Me: Could you hear other aircraft from inside the Spit cockpit?

KW: No. [Looked at me a little strangely as if he really wanted to say, of course not, what a silly question. [So flyby sounds within closed cockpit need to be disabled or at least made optional in the realism menu.]


full interview:
http://forum.1cpublishing.eu/showthread.php?t=26512

Note also his comments about warmed engines btw (sorry, OT)

41Sqn_Stormcrow 10-13-2011 07:24 PM

That's also my impression. And I was just sitting in a lousy Cessna ...

I dunno however if one could hear one's own machine gun firing as the Cessna had none installed :(

That's why I added the option gun sounds.
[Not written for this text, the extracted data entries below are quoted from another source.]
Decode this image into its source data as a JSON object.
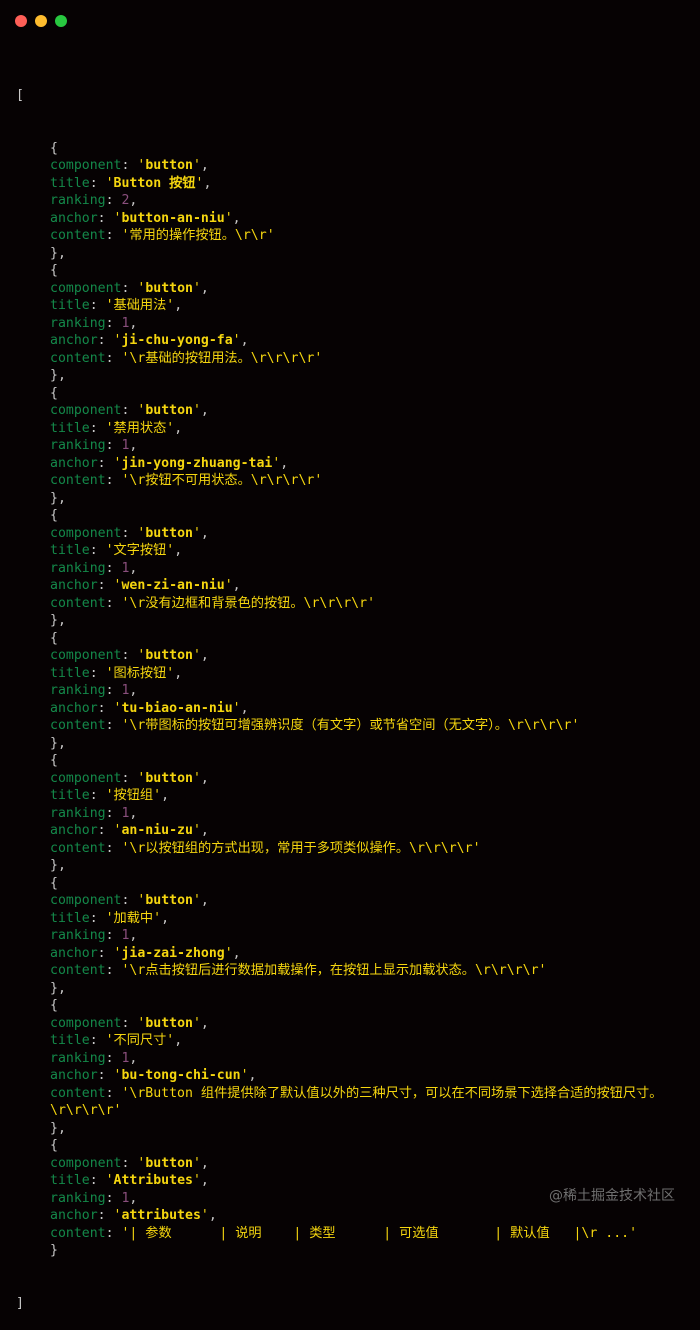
{
  "window": {
    "controls": [
      {
        "name": "close",
        "color": "#fe5f57"
      },
      {
        "name": "minimize",
        "color": "#febc2e"
      },
      {
        "name": "maximize",
        "color": "#28c840"
      }
    ]
  },
  "code": {
    "open_bracket": "[",
    "close_bracket": "]",
    "keys": {
      "component": "component",
      "title": "title",
      "ranking": "ranking",
      "anchor": "anchor",
      "content": "content"
    },
    "items": [
      {
        "component": "button",
        "title": "Button 按钮",
        "ranking": "2",
        "anchor": "button-an-niu",
        "content": "常用的操作按钮。\\r\\r"
      },
      {
        "component": "button",
        "title": "基础用法",
        "ranking": "1",
        "anchor": "ji-chu-yong-fa",
        "content": "\\r基础的按钮用法。\\r\\r\\r\\r"
      },
      {
        "component": "button",
        "title": "禁用状态",
        "ranking": "1",
        "anchor": "jin-yong-zhuang-tai",
        "content": "\\r按钮不可用状态。\\r\\r\\r\\r"
      },
      {
        "component": "button",
        "title": "文字按钮",
        "ranking": "1",
        "anchor": "wen-zi-an-niu",
        "content": "\\r没有边框和背景色的按钮。\\r\\r\\r\\r"
      },
      {
        "component": "button",
        "title": "图标按钮",
        "ranking": "1",
        "anchor": "tu-biao-an-niu",
        "content": "\\r带图标的按钮可增强辨识度（有文字）或节省空间（无文字）。\\r\\r\\r\\r"
      },
      {
        "component": "button",
        "title": "按钮组",
        "ranking": "1",
        "anchor": "an-niu-zu",
        "content": "\\r以按钮组的方式出现，常用于多项类似操作。\\r\\r\\r\\r"
      },
      {
        "component": "button",
        "title": "加载中",
        "ranking": "1",
        "anchor": "jia-zai-zhong",
        "content": "\\r点击按钮后进行数据加载操作，在按钮上显示加载状态。\\r\\r\\r\\r"
      },
      {
        "component": "button",
        "title": "不同尺寸",
        "ranking": "1",
        "anchor": "bu-tong-chi-cun",
        "content": "\\rButton 组件提供除了默认值以外的三种尺寸，可以在不同场景下选择合适的按钮尺寸。\\r\\r\\r\\r"
      },
      {
        "component": "button",
        "title": "Attributes",
        "ranking": "1",
        "anchor": "attributes",
        "content": "| 参数      | 说明    | 类型      | 可选值       | 默认值   |\\r ..."
      }
    ]
  },
  "watermark": "@稀土掘金技术社区",
  "colors": {
    "background": "#060203",
    "key": "#14894a",
    "string": "#f5d60f",
    "number": "#8a4f7d",
    "punctuation": "#c9c9c9"
  }
}
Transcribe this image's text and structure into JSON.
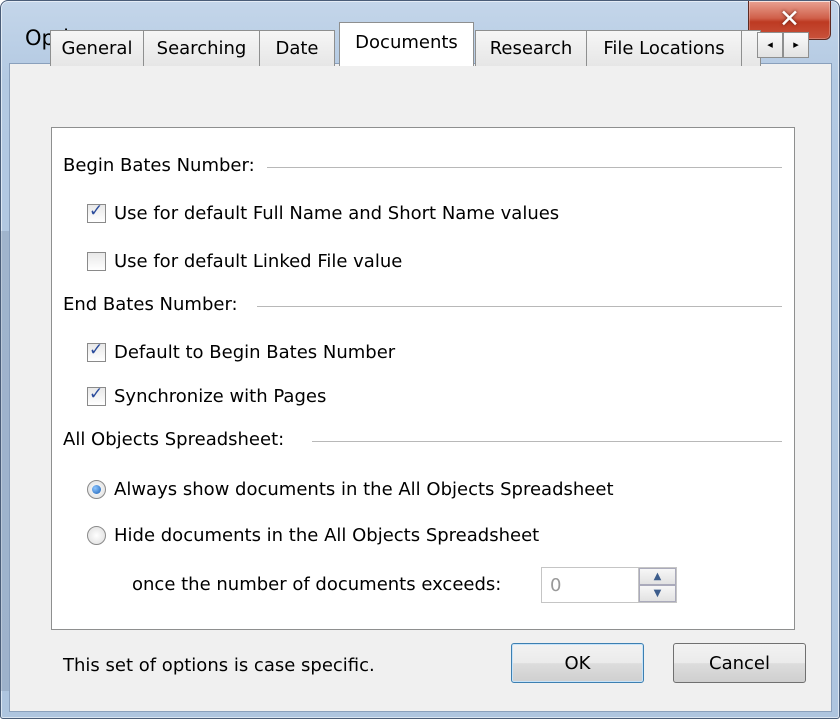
{
  "window": {
    "title": "Options",
    "close_icon_glyph": "✕"
  },
  "tabs": [
    {
      "label": "General",
      "active": false
    },
    {
      "label": "Searching",
      "active": false
    },
    {
      "label": "Date",
      "active": false
    },
    {
      "label": "Documents",
      "active": true
    },
    {
      "label": "Research",
      "active": false
    },
    {
      "label": "File Locations",
      "active": false
    }
  ],
  "tab_scroll": {
    "left_glyph": "◂",
    "right_glyph": "▸"
  },
  "begin_bates": {
    "heading": "Begin Bates Number:",
    "options": [
      {
        "label": "Use for default Full Name and Short Name values",
        "checked": true
      },
      {
        "label": "Use for default Linked File value",
        "checked": false
      }
    ]
  },
  "end_bates": {
    "heading": "End Bates Number:",
    "options": [
      {
        "label": "Default to Begin Bates Number",
        "checked": true
      },
      {
        "label": "Synchronize with Pages",
        "checked": true
      }
    ]
  },
  "all_objects": {
    "heading": "All Objects Spreadsheet:",
    "options": [
      {
        "label": "Always show documents in the All Objects Spreadsheet",
        "selected": true
      },
      {
        "label": "Hide documents in the All Objects Spreadsheet",
        "selected": false
      }
    ],
    "threshold_label": "once the number of documents exceeds:",
    "threshold_value": "0"
  },
  "footer": {
    "note": "This set of options is case specific.",
    "ok_label": "OK",
    "cancel_label": "Cancel"
  },
  "colors": {
    "frame": "#b3c9e2",
    "close_button": "#c9523b",
    "default_button_border": "#3c7fb1"
  }
}
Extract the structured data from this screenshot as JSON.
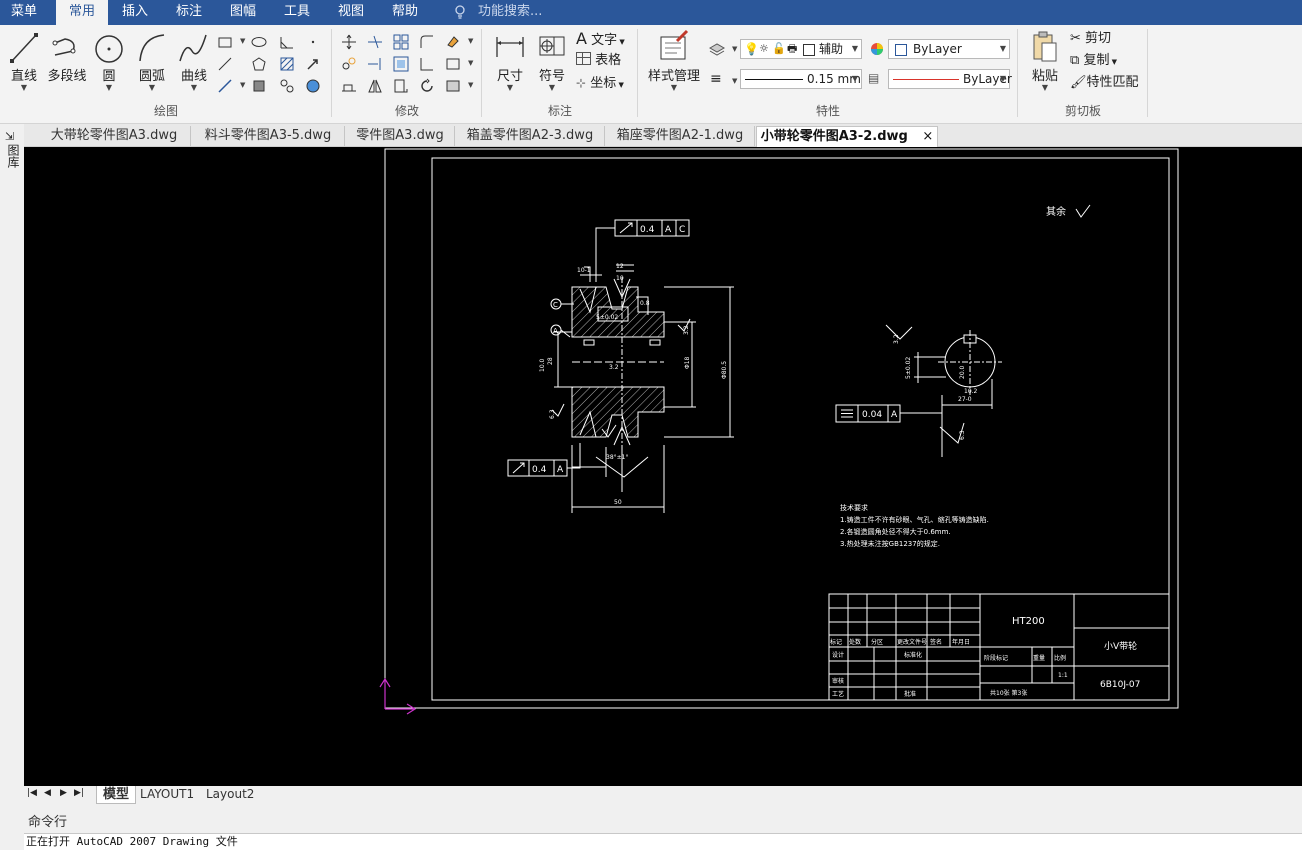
{
  "menubar": {
    "items": [
      "菜单",
      "常用",
      "插入",
      "标注",
      "图幅",
      "工具",
      "视图",
      "帮助"
    ],
    "active_index": 1,
    "search_placeholder": "功能搜索..."
  },
  "ribbon": {
    "draw": {
      "label": "绘图",
      "line": "直线",
      "polyline": "多段线",
      "circle": "圆",
      "arc": "圆弧",
      "curve": "曲线"
    },
    "modify": {
      "label": "修改"
    },
    "annotate": {
      "label": "标注",
      "dimension": "尺寸",
      "symbol": "符号",
      "text": "文字",
      "table": "表格",
      "coordinate": "坐标"
    },
    "properties": {
      "label": "特性",
      "style_manager": "样式管理",
      "layer_name": "辅助",
      "color_value": "ByLayer",
      "lineweight_value": "0.15 mm",
      "linetype_value": "ByLayer"
    },
    "clipboard": {
      "label": "剪切板",
      "paste": "粘贴",
      "cut": "剪切",
      "copy": "复制",
      "match": "特性匹配"
    }
  },
  "left_strip": {
    "label": "图库"
  },
  "doc_tabs": [
    "大带轮零件图A3.dwg",
    "料斗零件图A3-5.dwg",
    "零件图A3.dwg",
    "箱盖零件图A2-3.dwg",
    "箱座零件图A2-1.dwg",
    "小带轮零件图A3-2.dwg"
  ],
  "active_doc_tab": 5,
  "drawing": {
    "rough_note": "其余",
    "fcf1": [
      "0.4",
      "A",
      "C"
    ],
    "fcf2": [
      "0.4",
      "A"
    ],
    "fcf3": [
      "0.04",
      "A"
    ],
    "datums": [
      "C",
      "A"
    ],
    "dims": {
      "d1": "10-1",
      "d2": "12",
      "d3": "10",
      "d4": "5±0.02",
      "d5": "0.8",
      "d6": "Φ80.5",
      "d7": "Φ18",
      "d8": "3.2",
      "d9": "38°±1°",
      "d10": "10.0",
      "d11": "50",
      "d12": "6.3",
      "d13": "28",
      "d14": "3.2",
      "d15": "5±0.02",
      "d16": "10.2",
      "d17": "27-0",
      "d18": "3.2",
      "d19": "6.3",
      "d20": "20.0"
    },
    "tech_title": "技术要求",
    "tech_lines": [
      "1.铸造工件不许有砂眼、气孔、缩孔等铸造缺陷.",
      "2.各锻造圆角处径不得大于0.6mm.",
      "3.热处理未注按GB1237的规定."
    ],
    "title_block": {
      "material": "HT200",
      "part_name": "小V带轮",
      "drawing_no": "6B10J-07",
      "row_labels": [
        "标记",
        "处数",
        "分区",
        "更改文件号",
        "签名",
        "年月日"
      ],
      "design": "设计",
      "standardize": "标准化",
      "review": "审核",
      "process": "工艺",
      "approve": "批准",
      "stage": "阶段标记",
      "weight": "重量",
      "scale": "比例",
      "sheets": "共10张 第3张",
      "scale_value": "1:1"
    }
  },
  "layout_tabs": [
    "模型",
    "LAYOUT1",
    "Layout2"
  ],
  "command": {
    "label": "命令行",
    "line": "正在打开 AutoCAD 2007 Drawing 文件"
  },
  "colors": {
    "menubar": "#2b579a",
    "ribbon": "#f3f3f3",
    "canvas": "#000000",
    "ucs": "#cc33cc"
  }
}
If you want to know if a fighter pilot could have heared a pilot behind him ask a veteran. Oh wait this was done many times. Not one of all accounts that I have read ever mentioned that they could hear other planes with their own engine running. In contrary they all concorde in that they could not hear it.

I however concede that the first option is badly phrased. Blame it on me not being perfect in English.

ElAurens 10-13-2011 07:49 PM

I've flown in a B-25 both in front (flight engineer's position) during run up, and in one of the waist gunner positions in flight.

Absolutely the loudest thing I have ever done.

If you were not on the intercom headset and wanted to talk to someone you had to SCREAM directly into their uncovered ear to be understood above the din.

I'm sure you could hear the sounds of the guns if you were the operator, but if you were the pilot and the waist or tail gunner opened up you would feel it (possibly) but not hear it. Even when we were taxiing out to the active, nearby civilian light aircraft could not be heard. Standing outside of a warbird is in no way comparable to being inside one. By comparison, the cockpit of a Cessna 172 is as quiet as a Rolls Royce Silver Cloud.

Upthair 10-14-2011 03:15 AM

The tail SONAR again for cheating in IL-2 COD? No! for the sake of 'simulation'. A new generation of flight simulation should by no means let its sounds go arcade.

The wonderful fly-by sounds can be heard when the outside view is chosen, offline and online on an outside view enabled server. So those sounds are not lost if people can't hear them in cockpit.